Audrey memisahkan pelukan erat mereka. Meneliti ekspresi Arkan. Senyum Arkan merisak Aurdrey. "Kau yang traktir."

Arkan tertawa. "Aku yang traktir."

"Oke. Aku senang karena tak perlu memasak."

Arkan melepaskan Audrey. Lalu berbalik ke kamarnya dengan ekspresi puas. Audrey menata hatinya. Merapalkan mantra bahwa ini hanya kencan bohongan. Dia tak perlu melibatkan perasaan apapun dengan tindakan dan kemesraan yang Arkan berikan padanya.

Audrey membuat sandwich, dan gimbab untuk sarapan. Sebagian dia masukan ke dalam box. Audrey berencana memberi tahu Ema tentang keputusannya. Arkan melangkah keluar dengan setelan lengkap.
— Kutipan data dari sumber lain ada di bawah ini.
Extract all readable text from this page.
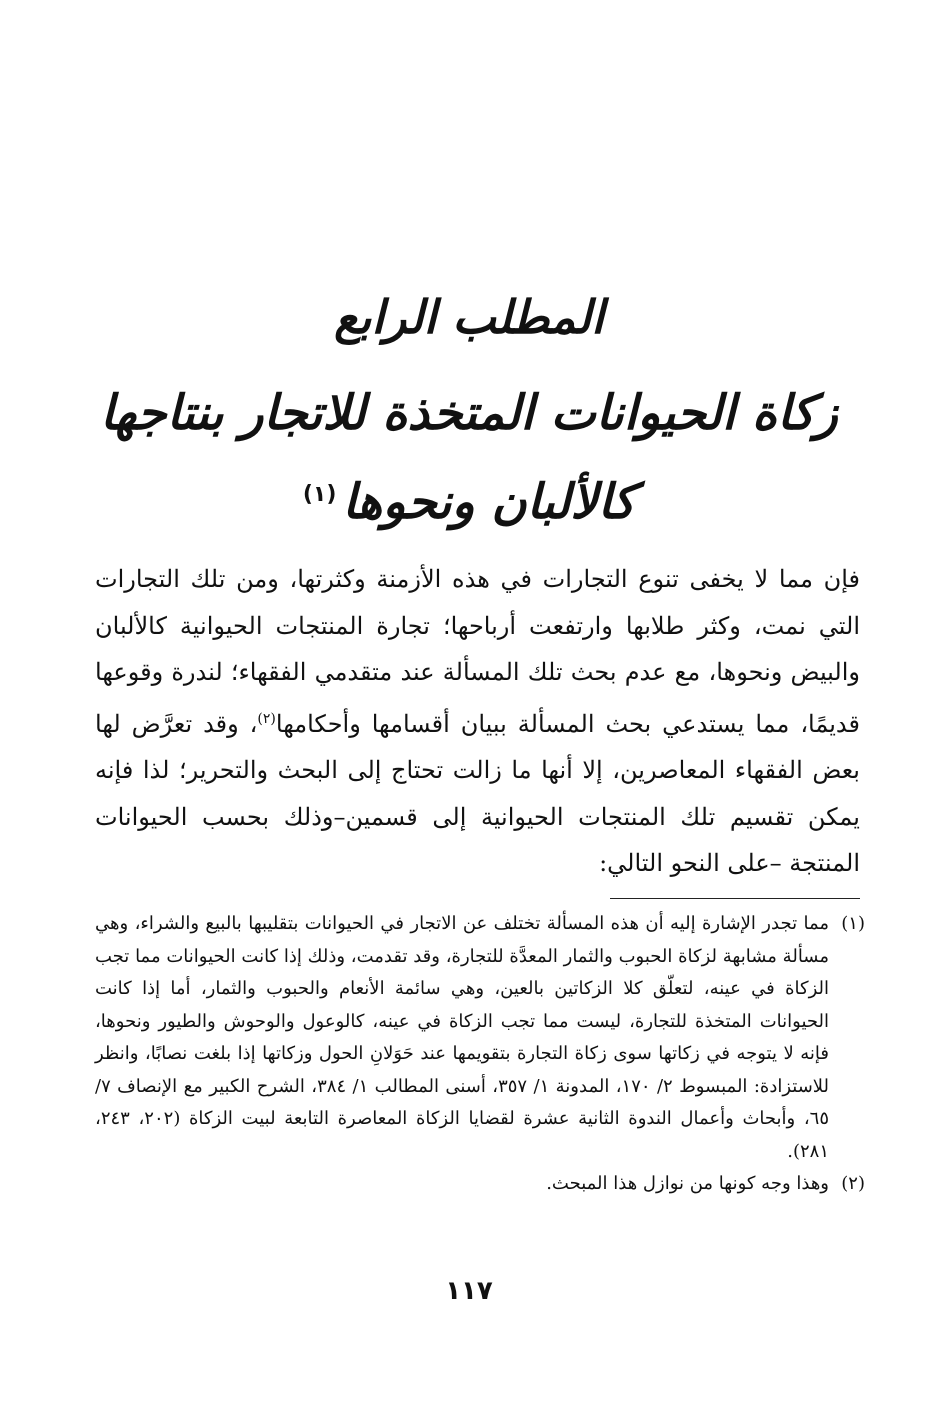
المطلب الرابع
زكاة الحيوانات المتخذة للاتجار بنتاجها
كالألبان ونحوها$^{(١)}$

فإن مما لا يخفى تنوع التجارات في هذه الأزمنة وكثرتها، ومن تلك التجارات التي نمت، وكثر طلابها وارتفعت أرباحها؛ تجارة المنتجات الحيوانية كالألبان والبيض ونحوها، مع عدم بحث تلك المسألة عند متقدمي الفقهاء؛ لندرة وقوعها قديمًا، مما يستدعي بحث المسألة ببيان أقسامها وأحكامها$^{(٢)}$، وقد تعرَّض لها بعض الفقهاء المعاصرين، إلا أنها ما زالت تحتاج إلى البحث والتحرير؛ لذا فإنه يمكن تقسيم تلك المنتجات الحيوانية إلى قسمين–وذلك بحسب الحيوانات المنتجة –على النحو التالي:

(١)
مما تجدر الإشارة إليه أن هذه المسألة تختلف عن الاتجار في الحيوانات بتقليبها بالبيع والشراء، وهي مسألة مشابهة لزكاة الحبوب والثمار المعدَّة للتجارة، وقد تقدمت، وذلك إذا كانت الحيوانات مما تجب الزكاة في عينه، لتعلّق كلا الزكاتين بالعين، وهي سائمة الأنعام والحبوب والثمار، أما إذا كانت الحيوانات المتخذة للتجارة، ليست مما تجب الزكاة في عينه، كالوعول والوحوش والطيور ونحوها، فإنه لا يتوجه في زكاتها سوى زكاة التجارة بتقويمها عند حَوَلانِ الحول وزكاتها إذا بلغت نصابًا، وانظر للاستزادة: المبسوط ٢/ ١٧٠، المدونة ١/ ٣٥٧، أسنى المطالب ١/ ٣٨٤، الشرح الكبير مع الإنصاف ٧/ ٦٥، وأبحاث وأعمال الندوة الثانية عشرة لقضايا الزكاة المعاصرة التابعة لبيت الزكاة (٢٠٢، ٢٤٣، ٢٨١).
(٢)
وهذا وجه كونها من نوازل هذا المبحث.
١١٧
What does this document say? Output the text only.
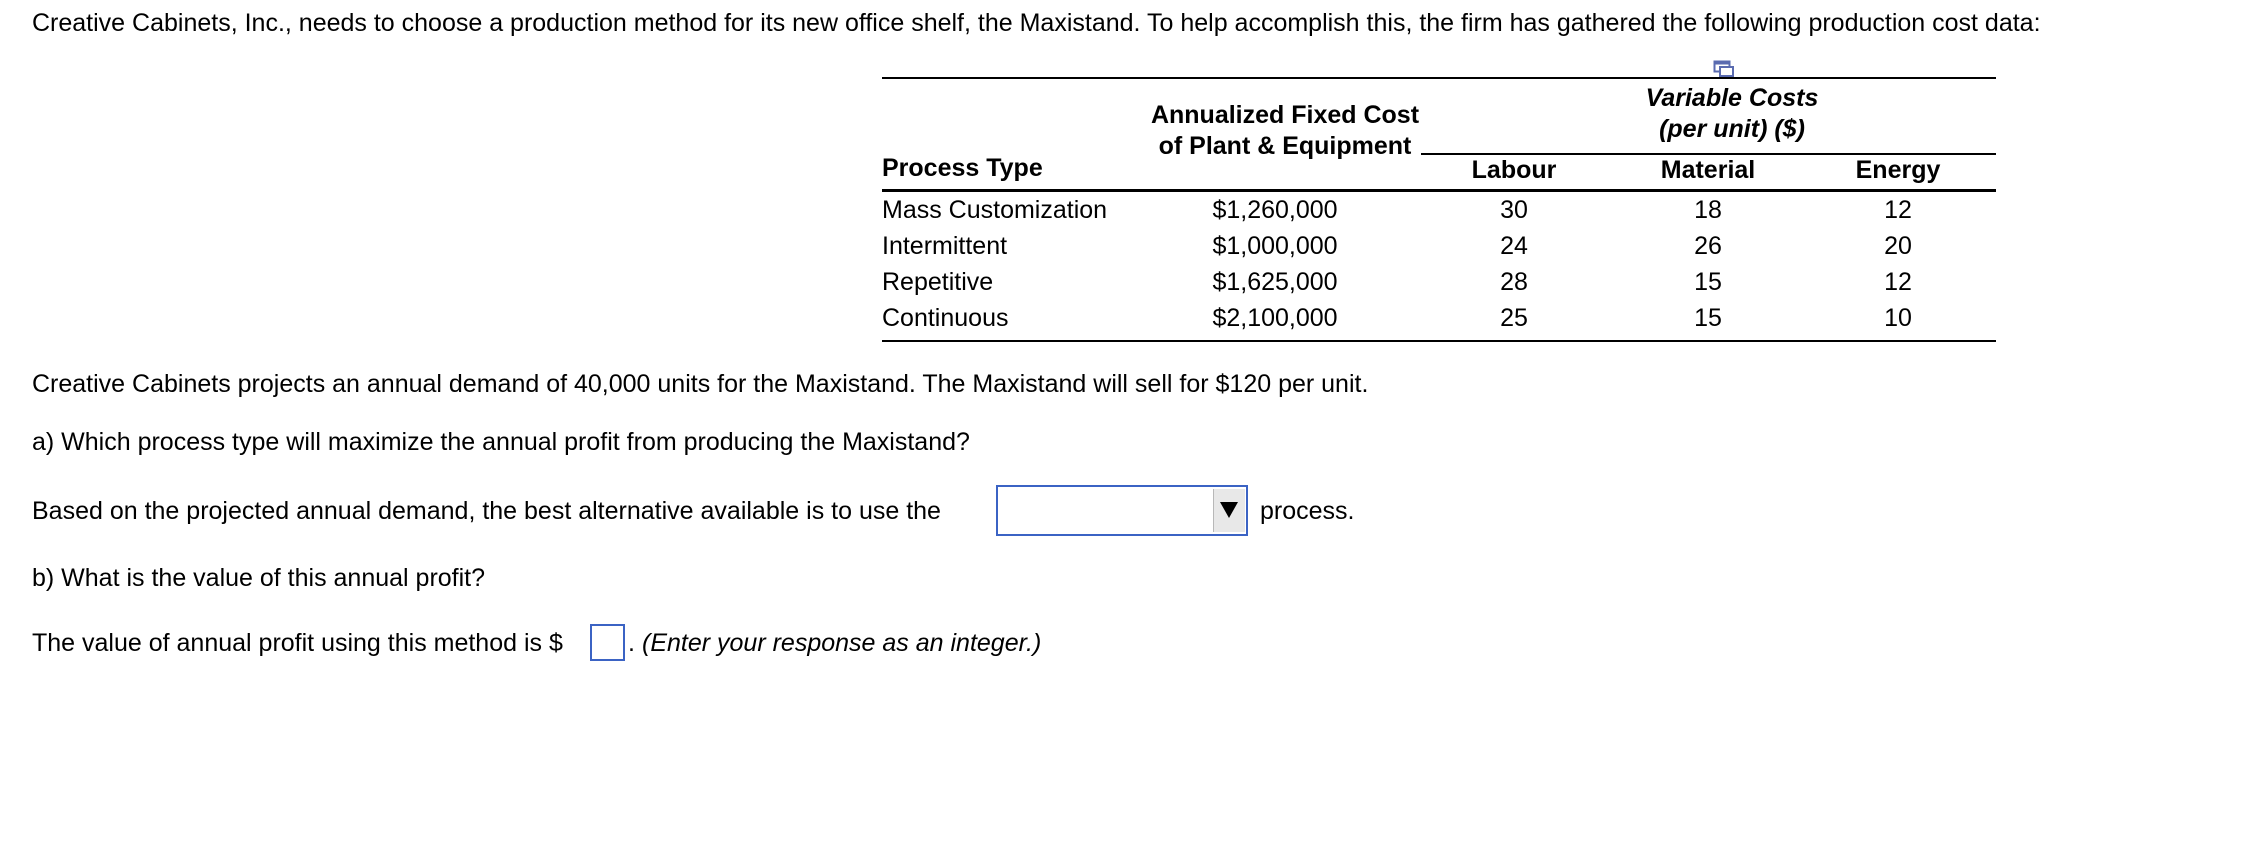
Creative Cabinets, Inc., needs to choose a production method for its new office shelf, the Maxistand. To help accomplish this, the firm has gathered the following production cost data:
Variable Costs
(per unit) ($)
Annualized Fixed Cost
of Plant & Equipment
Process Type	Labour	Material	Energy
Mass Customization	$1,260,000	30	18	12
Intermittent	$1,000,000	24	26	20
Repetitive	$1,625,000	28	15	12
Continuous	$2,100,000	25	15	10
Creative Cabinets projects an annual demand of 40,000 units for the Maxistand. The Maxistand will sell for $120 per unit.
a) Which process type will maximize the annual profit from producing the Maxistand?
Based on the projected annual demand, the best alternative available is to use the	process.
b) What is the value of this annual profit?
The value of annual profit using this method is $	. (Enter your response as an integer.)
Mereka sarapan bersama, membicarakan Emily yang mulai pacaran. Audrey melangkah keluar bersama Arkan. Dia menemui Ema, saat melihat wanita tua itu baru selesai dengan acara jalan paginya. Audrey menghampirinya. Memberikan box sandwich dan gimbab. Lalu mengatakan ia tak bisa menenui Faiz seperti rencana mereka sebelumnya. Ema sedikit sedih, tapi ia memaklumi.

"Aku lebih suka sup ayammu tempo hari." Ujar Ema. Dia melirik ke belakang Audrey. "Arkan belum berangkat?"

"Belum, dia akan berangkat." Audrey mengusap Mumu, anjing putih itu mengibaskan ekornya dengan semangat. Meminta sesi bermain bersamanya. "Aku akan membuatkannya untukmu besok. Boleh aku membawanya jalan-jalan sebentar."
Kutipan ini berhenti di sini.